4 IT-Governance-Implementierung (S. 157-158)

In dem Kapitel wird zunächst erläutert, was es bedeutet, COBIT einzuführen und welche Implikationen damit verbunden sind. Danach wird die Methodik bei der Einführung erläutert und zum Schluss auf die verfügbaren Tools eingegangen.

4.1 Einführung von COBIT

COBIT ist als ein Mittel zur Auditierung von Prozessen entworfen worden. Es legt daher besonderes Augenmerk auf die Kontrollmechanismen. Jede IT-Organisation hat Prozesse zur Abarbeitung der Aufgaben. Die Frage erhebt sich, in welchen Ausmaß diese Prozess schriftlich fixiert, wiederholbar oder auch selbstverbessernd sind. Mit anderen Worten, in welchem Reifegrad befinden sich die Prozesse. Nicht jede Organisation will sich bis zum höchsten Reifegrad steigern, denn dieses kann mit unvertretbar hohen Kosten verbunden oder für die Organisation ganz unangemessen sein. Die erste Frage, bei der Einführung lautet daher auch, welchen Reifegrad möchte ich überhaupt erreichen, welcher ist für mich angemessen?

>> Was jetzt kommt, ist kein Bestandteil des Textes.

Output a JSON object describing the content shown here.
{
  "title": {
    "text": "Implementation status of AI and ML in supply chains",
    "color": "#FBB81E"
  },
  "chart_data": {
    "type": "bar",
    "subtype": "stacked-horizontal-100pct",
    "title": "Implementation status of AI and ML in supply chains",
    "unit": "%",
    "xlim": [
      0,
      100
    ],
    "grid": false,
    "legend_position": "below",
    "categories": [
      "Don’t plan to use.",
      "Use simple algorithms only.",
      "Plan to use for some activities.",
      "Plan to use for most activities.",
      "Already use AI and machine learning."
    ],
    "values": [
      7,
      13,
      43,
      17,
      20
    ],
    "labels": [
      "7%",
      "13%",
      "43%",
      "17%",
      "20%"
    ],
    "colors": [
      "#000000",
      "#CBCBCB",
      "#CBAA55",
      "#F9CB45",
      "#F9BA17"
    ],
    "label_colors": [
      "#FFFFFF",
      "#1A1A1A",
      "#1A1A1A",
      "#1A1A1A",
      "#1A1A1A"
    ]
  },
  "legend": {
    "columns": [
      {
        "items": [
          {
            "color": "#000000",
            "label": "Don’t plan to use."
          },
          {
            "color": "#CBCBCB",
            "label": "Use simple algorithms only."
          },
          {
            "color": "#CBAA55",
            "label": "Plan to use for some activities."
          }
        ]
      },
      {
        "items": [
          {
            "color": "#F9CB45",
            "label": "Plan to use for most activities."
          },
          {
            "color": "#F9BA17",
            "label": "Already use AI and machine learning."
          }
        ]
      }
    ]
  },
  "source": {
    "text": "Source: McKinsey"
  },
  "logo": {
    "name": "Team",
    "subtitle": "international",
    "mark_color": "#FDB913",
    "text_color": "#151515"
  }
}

Kontrollstrukturen können ganz unabhängig von der gewählten Prozessstruktur aufgebaut werden. Diese Kontrollstrukturen zielen dann auf die einzelnen Prozessergebnisse und fragen in erster Linie nicht, ob ein Prozess im COBIT-Sinne etabliert ist. Die COBIT-Prozessstruktur dient in diesen Fällen dazu, die vorhandenen Prozesse zu strukturieren und deren Ergebnisse zu bewerten. Trotzdem bedeutet schon diese Einführung erhebliche Anpassungen und Änderungen. Das, was vorher so lief, wird jetzt transparent und kontrollierbar gemacht. Das schafft Ängste und schürt Misstrauen, dem begegnet werden muss, soll die Einführung nicht scheitern. COBIT als ein Mittel zum Aufbau einer Kontrollstruktur kann daher als ein Mittel zur Einführung von IT-Governance gesehen werden, denn es schafft Transparenz, liefert Handlungsfelder und führt zu einer insgesamt besseren Führung des IT-Betriebes.

4.2 Methodisches Vorgehen

Die Einführung von IT-Governance in eine Organisation bedeutet eine erhebliche Anstrengung, weil diese immer mit einer organisatorischen Veränderung verbunden ist. Die Mitarbeiter müssen neue ungewohnte Arbeitsweisen und Techniken lernen und sich mit ihnen vertraut machen. Zudem reicht es nicht aus, Governance auf einer oberen Ebene zu definieren und einzuführen, denn die Governance muss das ganze Unternehmen durchdringen. Einzuführende Gremien, Führungsstrukturen und Verantwortlichkeiten sind nicht dem oberen Management vorbehalten, sondern müssen bis auf die operative Mitarbeiterebene heruntergebrochen werden. Die gesamte Firma ist also betroffen. Die Durchführung solcher Änderungen kann nur im Rahmen eines korrekt geführten Change-Projektes erfolgen. Ein solches Projekt kann in den folgenden Phasen durchgeführt werden:

1. Vorbereitung und Situationsanalyse Definieren der Stakeholder
2. Ist-Zustandsanalyse Prozess-Analyse Risiko-Analyse Healthcheck
3. Strategie und Sollzustand Reifegradmodellentwicklung GAP-Analyse (Was fehlt zum Soll?)
4. Transition-Strategie und Plan Auswirkungsanalyse Geschäftliche Relevanz Projektplan für die Transition
5. Durchführung des Plans der Transition Erstellen der Metriken, Arbeitsanweisungen, etc Verantwortliche benennen Bewusstsein für das Vorhaben aufbauen Personal schulen Prozesse implementieren Projektstatusberichte erstellen und verteilen
6. Projektbegutachtung Erfolgsfaktoren des Projektes festlegen Berichten an Hand der Kriterien und des Statusses

4.2 Methodisches Vorgehen

Diese Auflistung ist für ein derart komplexes Changeprojekt natürlich nicht vollständig. Bitte ziehen Sie für eine vollständige Definition eines solchen Vorhabens professionelle Projektmanagementmethoden (z.B. Prince2) zu Rate und berücksichtigen Sie, dass es nicht nur darauf ankommt, die Arbeiten durchzuführen und die definierten Arbeitsergebnisse des Projektes zu erzeugen, sondern dass der Erfolg in hohem Maße von der Berücksichtung der Stakeholder, den kulturellen Aspekten, den unausgesprochenen Erwartungen der Beteiligten und den spezifischen Bedingungen in der Firma abhängt.